The man peered down at the shell, raised his head to Gorshkov and nodded.
“You’ll receive twenty-five percent of the agreed price as soon as we can arrange it, twenty-five percent on delivery and the remaining fifty percent following a successful detonation,” he said. “I can have the money wired to any bank account in the world.”
“I prefer cash,” Gorshkov said.
“Two and a half million is a lot of cash to arrange if you don’t want it to be traced,” the man said. “And bearer bonds are traceable, no matter what they tell you.”
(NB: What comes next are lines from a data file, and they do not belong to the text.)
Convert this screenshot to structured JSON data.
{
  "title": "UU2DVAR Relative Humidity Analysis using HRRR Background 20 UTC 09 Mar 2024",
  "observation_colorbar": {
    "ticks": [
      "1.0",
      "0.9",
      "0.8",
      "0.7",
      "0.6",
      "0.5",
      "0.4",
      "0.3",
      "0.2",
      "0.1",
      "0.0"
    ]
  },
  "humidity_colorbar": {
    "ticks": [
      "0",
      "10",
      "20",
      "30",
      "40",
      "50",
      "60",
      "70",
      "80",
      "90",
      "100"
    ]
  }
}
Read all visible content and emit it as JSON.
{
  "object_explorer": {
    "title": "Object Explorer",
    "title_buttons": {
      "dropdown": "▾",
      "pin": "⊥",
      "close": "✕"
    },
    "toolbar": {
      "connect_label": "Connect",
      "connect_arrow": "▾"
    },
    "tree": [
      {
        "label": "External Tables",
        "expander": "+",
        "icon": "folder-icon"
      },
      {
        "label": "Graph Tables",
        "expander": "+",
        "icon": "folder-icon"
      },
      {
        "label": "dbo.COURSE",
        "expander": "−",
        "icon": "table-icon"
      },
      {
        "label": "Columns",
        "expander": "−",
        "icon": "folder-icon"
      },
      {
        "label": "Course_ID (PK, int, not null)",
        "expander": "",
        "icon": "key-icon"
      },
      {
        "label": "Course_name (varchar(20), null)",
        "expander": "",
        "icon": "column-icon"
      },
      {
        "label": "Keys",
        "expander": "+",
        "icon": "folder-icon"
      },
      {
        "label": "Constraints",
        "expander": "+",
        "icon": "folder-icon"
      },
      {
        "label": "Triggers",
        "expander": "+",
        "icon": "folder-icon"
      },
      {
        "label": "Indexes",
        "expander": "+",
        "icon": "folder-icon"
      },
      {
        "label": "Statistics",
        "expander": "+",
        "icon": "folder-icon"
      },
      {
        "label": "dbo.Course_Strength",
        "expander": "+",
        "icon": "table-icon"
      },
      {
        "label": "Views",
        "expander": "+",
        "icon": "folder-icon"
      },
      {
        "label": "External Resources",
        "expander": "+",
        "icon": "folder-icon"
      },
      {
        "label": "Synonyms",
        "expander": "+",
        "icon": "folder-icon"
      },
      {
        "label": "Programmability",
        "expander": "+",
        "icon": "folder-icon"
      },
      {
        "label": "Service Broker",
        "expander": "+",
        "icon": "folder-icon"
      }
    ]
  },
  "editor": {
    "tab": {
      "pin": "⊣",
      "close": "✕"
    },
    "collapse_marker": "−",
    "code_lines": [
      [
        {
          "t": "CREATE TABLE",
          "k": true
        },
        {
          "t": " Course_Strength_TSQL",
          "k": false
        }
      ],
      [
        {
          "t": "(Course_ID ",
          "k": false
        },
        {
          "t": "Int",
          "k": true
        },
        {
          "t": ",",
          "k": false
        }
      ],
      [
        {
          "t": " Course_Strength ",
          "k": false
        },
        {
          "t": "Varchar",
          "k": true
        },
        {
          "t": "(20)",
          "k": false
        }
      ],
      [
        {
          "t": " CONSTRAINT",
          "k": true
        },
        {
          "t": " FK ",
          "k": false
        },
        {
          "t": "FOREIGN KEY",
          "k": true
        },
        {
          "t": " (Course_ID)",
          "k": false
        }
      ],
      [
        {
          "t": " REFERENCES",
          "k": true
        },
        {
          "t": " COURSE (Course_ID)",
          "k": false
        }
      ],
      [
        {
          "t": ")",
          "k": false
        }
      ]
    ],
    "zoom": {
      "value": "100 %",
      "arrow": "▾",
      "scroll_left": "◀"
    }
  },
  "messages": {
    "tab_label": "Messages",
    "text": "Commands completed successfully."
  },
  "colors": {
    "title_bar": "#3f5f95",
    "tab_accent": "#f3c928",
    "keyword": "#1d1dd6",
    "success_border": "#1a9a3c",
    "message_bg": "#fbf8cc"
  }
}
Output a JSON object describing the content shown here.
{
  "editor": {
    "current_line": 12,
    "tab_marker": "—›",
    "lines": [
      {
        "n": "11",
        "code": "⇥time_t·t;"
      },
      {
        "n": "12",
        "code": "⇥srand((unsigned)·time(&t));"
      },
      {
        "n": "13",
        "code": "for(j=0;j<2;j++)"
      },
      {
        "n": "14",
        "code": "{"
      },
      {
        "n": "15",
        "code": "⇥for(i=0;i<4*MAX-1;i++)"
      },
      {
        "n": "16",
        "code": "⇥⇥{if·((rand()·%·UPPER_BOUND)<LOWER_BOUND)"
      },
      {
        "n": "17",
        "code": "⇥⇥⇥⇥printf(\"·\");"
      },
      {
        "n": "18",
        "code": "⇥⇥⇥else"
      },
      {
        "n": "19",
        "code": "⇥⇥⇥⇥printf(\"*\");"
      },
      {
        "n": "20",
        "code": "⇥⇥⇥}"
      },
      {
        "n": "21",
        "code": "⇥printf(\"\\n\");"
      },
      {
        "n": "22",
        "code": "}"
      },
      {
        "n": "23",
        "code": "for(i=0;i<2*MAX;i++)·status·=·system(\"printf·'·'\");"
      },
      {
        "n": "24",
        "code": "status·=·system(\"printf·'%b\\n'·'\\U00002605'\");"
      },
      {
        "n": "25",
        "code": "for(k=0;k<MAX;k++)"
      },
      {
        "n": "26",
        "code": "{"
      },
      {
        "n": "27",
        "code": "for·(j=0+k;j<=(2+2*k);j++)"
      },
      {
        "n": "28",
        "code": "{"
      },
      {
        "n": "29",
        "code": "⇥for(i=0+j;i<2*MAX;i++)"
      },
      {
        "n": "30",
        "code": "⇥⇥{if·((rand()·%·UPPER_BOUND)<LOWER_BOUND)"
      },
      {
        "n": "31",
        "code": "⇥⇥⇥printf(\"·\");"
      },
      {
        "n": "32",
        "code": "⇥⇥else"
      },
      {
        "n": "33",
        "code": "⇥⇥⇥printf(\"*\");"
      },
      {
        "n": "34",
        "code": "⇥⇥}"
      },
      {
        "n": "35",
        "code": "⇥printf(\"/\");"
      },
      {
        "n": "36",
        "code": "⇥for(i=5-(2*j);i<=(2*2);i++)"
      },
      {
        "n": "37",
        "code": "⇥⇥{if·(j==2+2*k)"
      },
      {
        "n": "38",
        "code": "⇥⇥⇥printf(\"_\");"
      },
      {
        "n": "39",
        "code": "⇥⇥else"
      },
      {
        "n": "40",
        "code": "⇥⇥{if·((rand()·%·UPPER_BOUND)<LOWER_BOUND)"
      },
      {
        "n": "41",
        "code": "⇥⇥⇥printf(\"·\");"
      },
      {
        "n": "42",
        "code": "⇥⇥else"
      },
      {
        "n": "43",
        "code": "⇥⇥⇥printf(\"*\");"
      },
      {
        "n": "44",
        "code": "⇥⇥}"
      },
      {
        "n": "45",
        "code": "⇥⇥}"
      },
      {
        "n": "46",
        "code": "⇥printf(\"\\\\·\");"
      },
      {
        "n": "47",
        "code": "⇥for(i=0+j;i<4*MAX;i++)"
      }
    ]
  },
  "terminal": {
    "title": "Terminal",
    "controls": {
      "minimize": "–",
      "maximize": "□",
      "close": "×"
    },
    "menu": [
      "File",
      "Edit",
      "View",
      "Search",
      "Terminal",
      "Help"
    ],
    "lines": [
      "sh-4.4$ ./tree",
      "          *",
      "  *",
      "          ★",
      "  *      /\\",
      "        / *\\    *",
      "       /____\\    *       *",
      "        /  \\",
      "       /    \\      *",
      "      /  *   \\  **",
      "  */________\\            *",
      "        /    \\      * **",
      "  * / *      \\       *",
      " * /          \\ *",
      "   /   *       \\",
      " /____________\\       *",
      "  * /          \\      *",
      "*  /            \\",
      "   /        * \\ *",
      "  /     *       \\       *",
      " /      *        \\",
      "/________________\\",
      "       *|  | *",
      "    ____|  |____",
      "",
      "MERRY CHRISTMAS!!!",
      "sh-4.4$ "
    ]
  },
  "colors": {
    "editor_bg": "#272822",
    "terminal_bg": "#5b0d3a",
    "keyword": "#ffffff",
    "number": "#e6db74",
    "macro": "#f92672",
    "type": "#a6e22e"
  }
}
“And the intelligence services of the world have ways of tracing electronic transactions. No matter what you say,” Gorshkov said, drawing on his own experience of doing exactly that for the KGB. “I’ll take my money in diamonds then. They must be uncut. Nothing less than fifty carat.”
“That might take time, and we’re up against a tight deadline.”
“Those are my terms. Do you want the bomb or not?”
The man thought for a moment. “Okay, I accept. Contact me at the hotel in twenty-four hours.”
The woman glanced at the man. Her eyes were very beautiful—bright and full of promise, with long full lashes. Gorshkov had an idea.
“That’s all very well,” he said. “But I’ll need some security against payment. Until you can raise my diamonds, the woman stays with me, just in case you decide to walk away from the deal.”
The man didn’t hesitate. “Of course. I understand.”
Gorshkov glanced at the woman, just in time to catch the blaze of anger directed at her partner before it faded.
“Good,” he told the man. “I’ll have my men blindfold you and escort you back to your hotel. Madame, I’m sure I can make you comfortable here with me until tomorrow.”
He motioned to the two guards. One laid his Kalashnikov back against the wall, safely out of reach, and moved forward, pulling a wide strip of black cloth and a pair of handcuffs from his jacket pocket. The other man held his gun steady, keeping watch on the man, who put his hands behind his back, ready to accept the cuffs.
Gorshkov turned to gaze upon the woman, standing calm and erect. His mind slipped back to the joys of his dacha and the young ballerinas cavorting in his bed . . .
The clatter of feet on metal shattered Gorshkov’s fantasies. The door at the top of the stairway burst open and a man shouted down at him.
“We’ve picked up a radio signal . . . a high-speed squirt transmission . . . very loud . . . it could only have come from here on the ship.”
Gorshkov leapt forward, tore the Geiger counter from the woman’s hand and smashed it down on the metal deck. It shattered into a dozen pieces. Gorshkov knelt and sifted through them with his fingers. Then, finding nothing, he stood up and rammed his heel down on the radiation probe. Bending down again, he pulled the small silver disc of a miniature radio transmitter from its shattered head and held it up to the light. Then he swore violently and grabbed the woman by the arm.
“Yura!” he shouted to the man at the top of the staircase. “Get some men down here and take the bomb to the helicopter. Borya, Seriozha, wait until we’ve left, then kill this man.”